The agreement in principles established at the last meeting of the G7, a group that brings together the largest developed economies, is an important step towards reforming the taxation of large multinational companies, which today benefit from system failures.
The changes would be based on two pillars. The first is the imposition of a 15% minimum tax on corporate profits, which would apply to all countries.
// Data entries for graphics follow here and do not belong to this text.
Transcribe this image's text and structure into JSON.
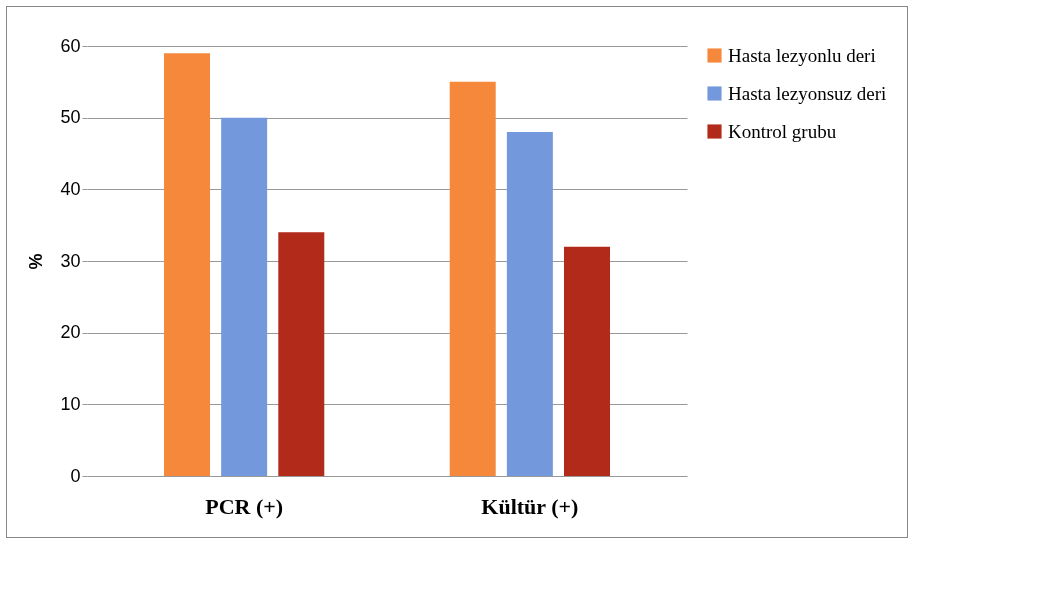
{
  "chart_data": {
    "type": "bar",
    "ylabel": "%",
    "categories": [
      "PCR (+)",
      "Kültür (+)"
    ],
    "series": [
      {
        "name": "Hasta lezyonlu deri",
        "color": "#f5883a",
        "values": [
          59,
          55
        ]
      },
      {
        "name": "Hasta lezyonsuz deri",
        "color": "#7399dc",
        "values": [
          50,
          48
        ]
      },
      {
        "name": "Kontrol grubu",
        "color": "#b22a1a",
        "values": [
          34,
          32
        ]
      }
    ],
    "ylim": [
      0,
      60
    ],
    "yticks": [
      0,
      10,
      20,
      30,
      40,
      50,
      60
    ],
    "grid": "y",
    "legend": "right"
  }
}
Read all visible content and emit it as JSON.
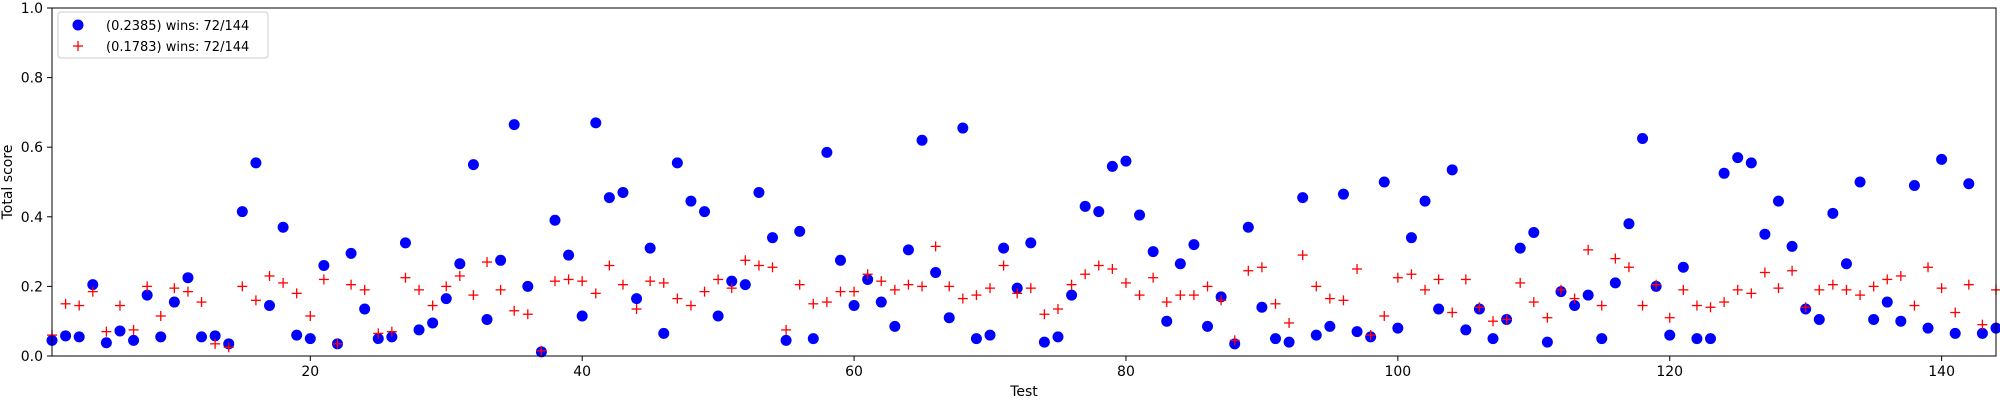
{
  "chart_data": {
    "type": "scatter",
    "xlabel": "Test",
    "ylabel": "Total score",
    "xlim": [
      1,
      144
    ],
    "ylim": [
      0,
      1.0
    ],
    "x_ticks": [
      20,
      40,
      60,
      80,
      100,
      120,
      140
    ],
    "y_ticks": [
      0.0,
      0.2,
      0.4,
      0.6,
      0.8,
      1.0
    ],
    "x_tick_labels": [
      "20",
      "40",
      "60",
      "80",
      "100",
      "120",
      "140"
    ],
    "y_tick_labels": [
      "0.0",
      "0.2",
      "0.4",
      "0.6",
      "0.8",
      "1.0"
    ],
    "grid": false,
    "legend_position": "top-left",
    "series": [
      {
        "name": "(0.2385) wins: 72/144",
        "marker": "circle",
        "color": "#0000ff",
        "values": [
          0.045,
          0.058,
          0.055,
          0.205,
          0.038,
          0.072,
          0.045,
          0.175,
          0.055,
          0.155,
          0.225,
          0.055,
          0.058,
          0.035,
          0.415,
          0.555,
          0.145,
          0.37,
          0.06,
          0.05,
          0.26,
          0.035,
          0.295,
          0.135,
          0.05,
          0.055,
          0.325,
          0.075,
          0.095,
          0.165,
          0.265,
          0.55,
          0.105,
          0.275,
          0.665,
          0.2,
          0.012,
          0.39,
          0.29,
          0.115,
          0.67,
          0.455,
          0.47,
          0.165,
          0.31,
          0.065,
          0.555,
          0.445,
          0.415,
          0.115,
          0.215,
          0.205,
          0.47,
          0.34,
          0.045,
          0.358,
          0.05,
          0.585,
          0.275,
          0.145,
          0.22,
          0.155,
          0.085,
          0.305,
          0.62,
          0.24,
          0.11,
          0.655,
          0.05,
          0.06,
          0.31,
          0.195,
          0.325,
          0.04,
          0.055,
          0.175,
          0.43,
          0.415,
          0.545,
          0.56,
          0.405,
          0.3,
          0.1,
          0.265,
          0.32,
          0.085,
          0.17,
          0.035,
          0.37,
          0.14,
          0.05,
          0.04,
          0.455,
          0.06,
          0.085,
          0.465,
          0.07,
          0.055,
          0.5,
          0.08,
          0.34,
          0.445,
          0.135,
          0.535,
          0.075,
          0.135,
          0.05,
          0.105,
          0.31,
          0.355,
          0.04,
          0.185,
          0.145,
          0.175,
          0.05,
          0.21,
          0.38,
          0.625,
          0.2,
          0.06,
          0.255,
          0.05,
          0.05,
          0.525,
          0.57,
          0.555,
          0.35,
          0.445,
          0.315,
          0.135,
          0.105,
          0.41,
          0.265,
          0.5,
          0.105,
          0.155,
          0.1,
          0.49,
          0.08,
          0.565,
          0.065,
          0.495,
          0.065,
          0.08
        ]
      },
      {
        "name": "(0.1783) wins: 72/144",
        "marker": "plus",
        "color": "#ff0000",
        "values": [
          0.06,
          0.15,
          0.145,
          0.185,
          0.07,
          0.145,
          0.075,
          0.2,
          0.115,
          0.195,
          0.185,
          0.155,
          0.035,
          0.025,
          0.2,
          0.16,
          0.23,
          0.21,
          0.18,
          0.115,
          0.22,
          0.035,
          0.205,
          0.19,
          0.065,
          0.07,
          0.225,
          0.19,
          0.145,
          0.2,
          0.23,
          0.175,
          0.27,
          0.19,
          0.13,
          0.12,
          0.015,
          0.215,
          0.22,
          0.215,
          0.18,
          0.26,
          0.205,
          0.135,
          0.215,
          0.21,
          0.165,
          0.145,
          0.185,
          0.22,
          0.195,
          0.275,
          0.26,
          0.255,
          0.075,
          0.205,
          0.15,
          0.155,
          0.185,
          0.185,
          0.235,
          0.215,
          0.19,
          0.205,
          0.2,
          0.315,
          0.2,
          0.165,
          0.175,
          0.195,
          0.26,
          0.18,
          0.195,
          0.12,
          0.135,
          0.205,
          0.235,
          0.26,
          0.25,
          0.21,
          0.175,
          0.225,
          0.155,
          0.175,
          0.175,
          0.2,
          0.16,
          0.045,
          0.245,
          0.255,
          0.15,
          0.095,
          0.29,
          0.2,
          0.165,
          0.16,
          0.25,
          0.06,
          0.115,
          0.225,
          0.235,
          0.19,
          0.22,
          0.125,
          0.22,
          0.14,
          0.1,
          0.105,
          0.21,
          0.155,
          0.11,
          0.19,
          0.165,
          0.305,
          0.145,
          0.28,
          0.255,
          0.145,
          0.205,
          0.11,
          0.19,
          0.145,
          0.14,
          0.155,
          0.19,
          0.18,
          0.24,
          0.195,
          0.245,
          0.14,
          0.19,
          0.205,
          0.19,
          0.175,
          0.2,
          0.22,
          0.23,
          0.145,
          0.255,
          0.195,
          0.125,
          0.205,
          0.09,
          0.19
        ]
      }
    ]
  }
}
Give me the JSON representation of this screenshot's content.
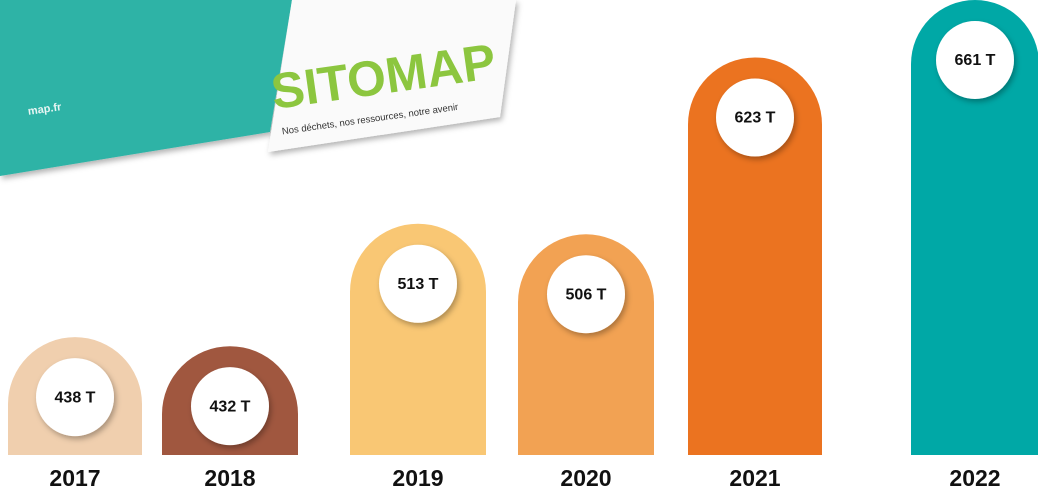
{
  "chart_data": {
    "type": "bar",
    "categories": [
      "2017",
      "2018",
      "2019",
      "2020",
      "2021",
      "2022"
    ],
    "values": [
      438,
      432,
      513,
      506,
      623,
      661
    ],
    "value_labels": [
      "438 T",
      "432 T",
      "513 T",
      "506 T",
      "623 T",
      "661 T"
    ],
    "colors": [
      "#f0cfae",
      "#a0573f",
      "#f9c774",
      "#f2a253",
      "#eb7320",
      "#00a8a6"
    ],
    "ylim": [
      360,
      661
    ]
  },
  "decoration": {
    "logo": "SITOMAP",
    "tagline": "Nos déchets, nos ressources, notre avenir",
    "url": "map.fr"
  }
}
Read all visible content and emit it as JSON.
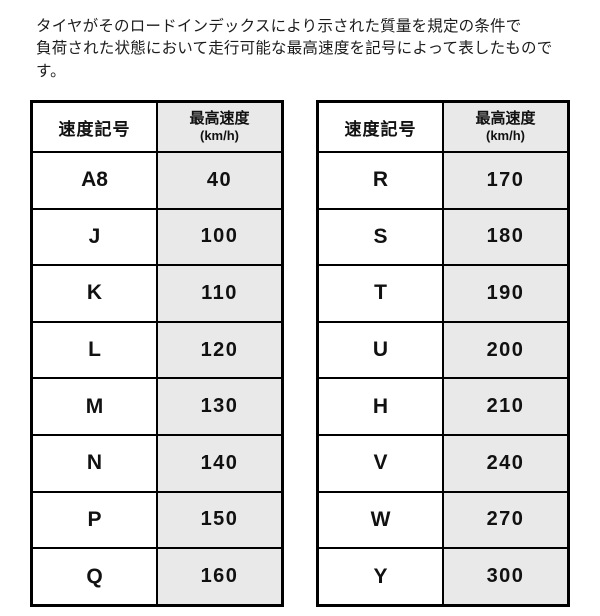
{
  "description": {
    "line1": "タイヤがそのロードインデックスにより示された質量を規定の条件で",
    "line2": "負荷された状態において走行可能な最高速度を記号によって表したものです。"
  },
  "tables": [
    {
      "headers": {
        "symbol": "速度記号",
        "speed": "最高速度",
        "unit": "(km/h)"
      },
      "rows": [
        {
          "symbol": "A8",
          "speed": "40"
        },
        {
          "symbol": "J",
          "speed": "100"
        },
        {
          "symbol": "K",
          "speed": "110"
        },
        {
          "symbol": "L",
          "speed": "120"
        },
        {
          "symbol": "M",
          "speed": "130"
        },
        {
          "symbol": "N",
          "speed": "140"
        },
        {
          "symbol": "P",
          "speed": "150"
        },
        {
          "symbol": "Q",
          "speed": "160"
        }
      ]
    },
    {
      "headers": {
        "symbol": "速度記号",
        "speed": "最高速度",
        "unit": "(km/h)"
      },
      "rows": [
        {
          "symbol": "R",
          "speed": "170"
        },
        {
          "symbol": "S",
          "speed": "180"
        },
        {
          "symbol": "T",
          "speed": "190"
        },
        {
          "symbol": "U",
          "speed": "200"
        },
        {
          "symbol": "H",
          "speed": "210"
        },
        {
          "symbol": "V",
          "speed": "240"
        },
        {
          "symbol": "W",
          "speed": "270"
        },
        {
          "symbol": "Y",
          "speed": "300"
        }
      ]
    }
  ],
  "colors": {
    "speed_column_bg": "#e9e9e9",
    "border": "#000000",
    "text": "#111111"
  }
}
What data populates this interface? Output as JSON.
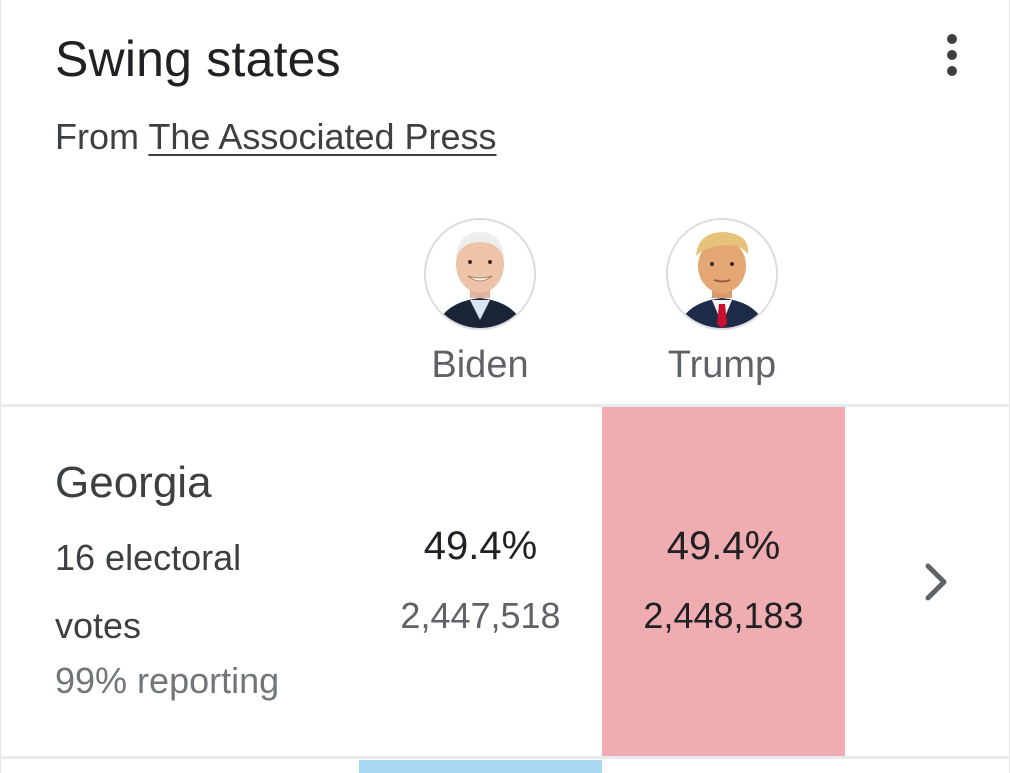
{
  "header": {
    "title": "Swing states",
    "source_prefix": "From",
    "source_link": "The Associated Press",
    "menu_icon": "more-vert-icon"
  },
  "candidates": [
    {
      "name": "Biden",
      "photo": "biden-photo"
    },
    {
      "name": "Trump",
      "photo": "trump-photo"
    }
  ],
  "states": [
    {
      "name": "Georgia",
      "electoral_votes": "16 electoral votes",
      "reporting": "99% reporting",
      "results": [
        {
          "candidate": "Biden",
          "percent": "49.4%",
          "votes": "2,447,518"
        },
        {
          "candidate": "Trump",
          "percent": "49.4%",
          "votes": "2,448,183"
        }
      ],
      "leader": "Trump",
      "chevron_icon": "chevron-right-icon"
    }
  ],
  "colors": {
    "leader_red": "#f0adb1",
    "next_row_blue": "#a8d8f1",
    "divider": "#e8eaed"
  }
}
The objective is to interrupt the downward trend in taxation observed in recent decades, resulting from the dispute for investments.
With uncoordinated movements, each nation sought to maximize its position and, in the end, all lost revenue, as companies intensified their search for more favorable tax domiciles.
The second pillar is precisely the attempt to make large multinationals pay more taxes where they do business, and not just where they are headquartered.
The problem of where businesses pay taxes has been growing in recent decades with the digital and dematerialized economy, which has eroded the national tax bases.
Revenue estimates are still unclear, but a study by the Organization for Economic Co-operation and Development (OECD) estimates an increase of 4%, equivalent to $84 billion annually, most to be paid by American firms.
The agreement, by the way, was only possible due to the greater willingness of the United States to allow the taxation of its technology giants. The required counterpart is the end of the attempt by other countries, such as France, to unilaterally impose digital taxes.
The US is also interested in the minimum global tax, now that the Democratic administration wants to increase its own charge (from the current 21% to as much as 28%) to pay for the increased spending on infrastructure without losing competitiveness.
The new rules still need to be detailed and it is not clear which companies would be affected. It will also be necessary to include developing countries, and the topic will be on the agenda of the next G20 meeting, in July. Then came a long process of national ratification.
Even with the potential advance, there are criticisms. The main one is that the minimum of 15% is insufficient and barely surpasses the rates of the nations that most took advantage of the current system, such as Ireland, Holland, Singapore and tax havens. Another is that the biggest beneficiaries of the greatest collection of money would be the governments of rich countries.
But it is undeniable that the changes, if well regulated, have the potential to provide greater tax justice globally.